Mixed-member proportional representation
MMP was originally used to elect representatives to the German Bundestag. It has been adopted by Bolivia, Lesotho and New Zealand. It was also used in Romania during its 2008 and 2012 legislative elections. In Germany, where it is used on the federal level and in most states, MMP is known as personalized proportional representation.
About Mixed-member proportional representation in brief
Mixed-member proportional representation (MMP) is a mixed electoral system in which voters get two votes: one to decide the representative for their single-seat constituency, and one for a political party. Seats in the legislature are filled firstly by the successful constituency candidates, and secondly, by party candidates based on the percentage of nationwide or region-wide votes that each party received. MMP was originally used to elect representatives to the German Bundestag, and has been adopted by Bolivia, Lesotho and New Zealand. It was also used in Romania during its 2008 and 2012 legislative elections.

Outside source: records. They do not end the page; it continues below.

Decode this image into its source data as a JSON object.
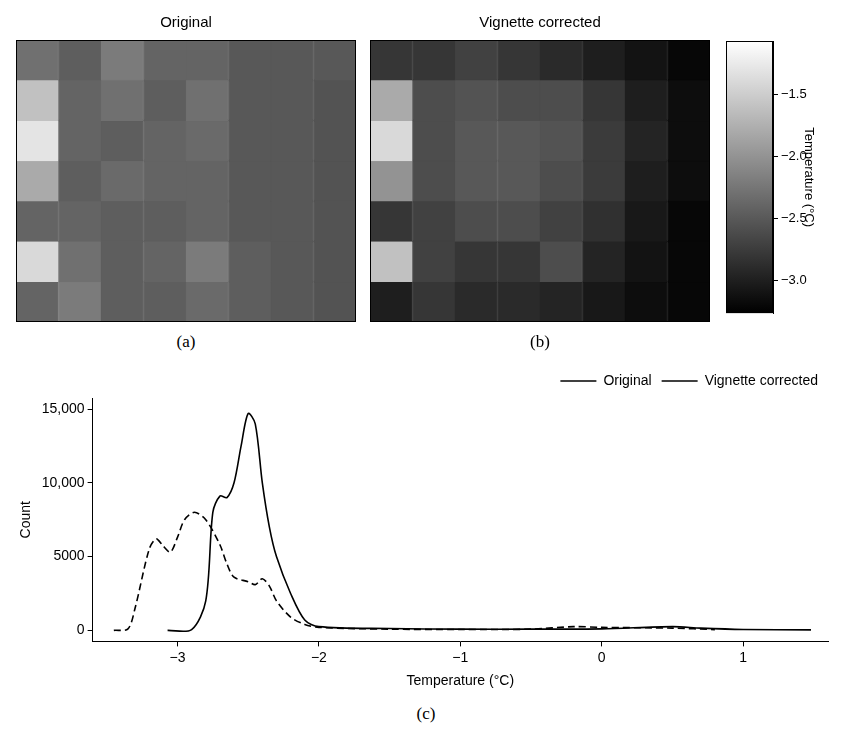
{
  "chart_data": [
    {
      "type": "heatmap",
      "panel": "(a)",
      "title": "Original",
      "cells": [
        [
          -2.3,
          -2.45,
          -2.2,
          -2.4,
          -2.4,
          -2.5,
          -2.5,
          -2.5
        ],
        [
          -1.6,
          -2.4,
          -2.3,
          -2.45,
          -2.3,
          -2.5,
          -2.5,
          -2.55
        ],
        [
          -1.3,
          -2.4,
          -2.45,
          -2.4,
          -2.35,
          -2.5,
          -2.5,
          -2.55
        ],
        [
          -1.8,
          -2.45,
          -2.35,
          -2.4,
          -2.4,
          -2.5,
          -2.5,
          -2.55
        ],
        [
          -2.4,
          -2.4,
          -2.45,
          -2.45,
          -2.4,
          -2.5,
          -2.5,
          -2.55
        ],
        [
          -1.4,
          -2.3,
          -2.45,
          -2.4,
          -2.2,
          -2.45,
          -2.5,
          -2.55
        ],
        [
          -2.4,
          -2.2,
          -2.45,
          -2.45,
          -2.35,
          -2.45,
          -2.5,
          -2.55
        ]
      ]
    },
    {
      "type": "heatmap",
      "panel": "(b)",
      "title": "Vignette corrected",
      "cells": [
        [
          -2.8,
          -2.8,
          -2.7,
          -2.8,
          -2.9,
          -3.0,
          -3.1,
          -3.2
        ],
        [
          -1.8,
          -2.6,
          -2.55,
          -2.6,
          -2.6,
          -2.8,
          -3.0,
          -3.15
        ],
        [
          -1.4,
          -2.6,
          -2.5,
          -2.5,
          -2.55,
          -2.75,
          -2.95,
          -3.15
        ],
        [
          -2.0,
          -2.6,
          -2.5,
          -2.5,
          -2.6,
          -2.75,
          -3.0,
          -3.15
        ],
        [
          -2.8,
          -2.7,
          -2.6,
          -2.6,
          -2.7,
          -2.85,
          -3.05,
          -3.2
        ],
        [
          -1.6,
          -2.7,
          -2.8,
          -2.8,
          -2.6,
          -2.95,
          -3.1,
          -3.2
        ],
        [
          -3.0,
          -2.8,
          -2.9,
          -2.9,
          -2.95,
          -3.05,
          -3.15,
          -3.2
        ]
      ],
      "colorbar": {
        "label": "Temperature (°C)",
        "range": [
          -3.26,
          -1.07
        ],
        "ticks": [
          {
            "value": -3.0,
            "label": "−3.0"
          },
          {
            "value": -2.5,
            "label": "−2.5"
          },
          {
            "value": -2.0,
            "label": "−2.0"
          },
          {
            "value": -1.5,
            "label": "−1.5"
          }
        ]
      }
    },
    {
      "type": "line",
      "panel": "(c)",
      "x_label": "Temperature (°C)",
      "y_label": "Count",
      "grid": false,
      "legend": "upper right",
      "xlim": [
        -3.6,
        1.6
      ],
      "xticks": [
        {
          "value": -3,
          "label": "−3"
        },
        {
          "value": -2,
          "label": "−2"
        },
        {
          "value": -1,
          "label": "−1"
        },
        0,
        1
      ],
      "ylim": [
        -750,
        15750
      ],
      "yticks": [
        0,
        5000,
        {
          "value": 10000,
          "label": "10,000"
        },
        {
          "value": 15000,
          "label": "15,000"
        }
      ],
      "series": [
        {
          "name": "Original",
          "color": "#000000",
          "line_style": "solid",
          "x": [
            -3.07,
            -2.9,
            -2.8,
            -2.75,
            -2.7,
            -2.65,
            -2.6,
            -2.55,
            -2.5,
            -2.45,
            -2.4,
            -2.35,
            -2.3,
            -2.2,
            -2.1,
            -2.0,
            -1.5,
            -1.0,
            -0.5,
            0,
            0.5,
            0.7,
            1.0,
            1.48
          ],
          "values": [
            0,
            50,
            2000,
            8000,
            9100,
            9000,
            10000,
            12500,
            14700,
            14000,
            10000,
            7000,
            5000,
            2500,
            700,
            250,
            120,
            80,
            80,
            100,
            250,
            150,
            60,
            30
          ]
        },
        {
          "name": "Vignette corrected",
          "color": "#000000",
          "line_style": "dashed",
          "x": [
            -3.45,
            -3.35,
            -3.3,
            -3.2,
            -3.15,
            -3.1,
            -3.05,
            -3.0,
            -2.95,
            -2.88,
            -2.8,
            -2.7,
            -2.65,
            -2.6,
            -2.5,
            -2.45,
            -2.4,
            -2.35,
            -2.3,
            -2.2,
            -2.1,
            -2.0,
            -1.5,
            -1.0,
            -0.5,
            -0.2,
            0,
            0.5,
            0.8
          ],
          "values": [
            0,
            100,
            1500,
            5500,
            6200,
            5700,
            5300,
            6300,
            7500,
            8000,
            7500,
            5800,
            4500,
            3600,
            3300,
            3100,
            3500,
            3000,
            2000,
            900,
            400,
            200,
            80,
            60,
            80,
            250,
            200,
            150,
            50
          ]
        }
      ]
    }
  ]
}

In Germany, where it is used on the federal level and in most states, MMP is known as personalized proportional representation. In the Canadian province of Quebec, where an MMP model was studied in 2007, it is called the compensatory mixed-member voting system. In Bavaria, the second vote is not simply for the party but for one of the candidates on the party’s regional list: Bavaria uses seven regions for this purpose. In Baden-Württemberg, there are no lists; they use the \”best near-winner\” method in a four-region model, where the regional members are the local candidates of the under-represented party in that region. In most jurisdictions, candidates may stand for both a constituency and on a party list, but in Wales are restricted to contend either for a constituency or for a partyList, but not both. If a candidate is on the list, but wins a constituency seat, they do not receive two seats; they are instead crossed off the party list and the party seat goes to the next candidate down.
In German states, most states do not use MMP until after the federal election, but federally, not until the German federal election in 2016. In New Zealand, 27.33% of voters split their vote compared to 31.64% in 2014. Overhang seats may reduce the proportionality of the system, although this can be compensated for by allocating additional party list seats to cover any proportionality gap. If a party wins more seats than the proportional quota received by FPTP, these surplus seats become overhang seats to work towards restoring a full proportionality. This can be done by either the D’Hondt method or the Sainte-Laguë method or Subtracted from each party’s party’s vote. At the regional or national level, several different calculation methods have been used, but the basic characteristic of the M MP is that the total number of seats in the assembly, and not only the party-list seats, are allocated proportionally to the number of votes the party received in the party portion of the ballot. In the original variant used in Germany, citizens gave only one vote, so that voting for a representative automatically meant also voting for the representative’s party. Most of Germany changed to the two-vote variant to make local members of parliament more personally accountable.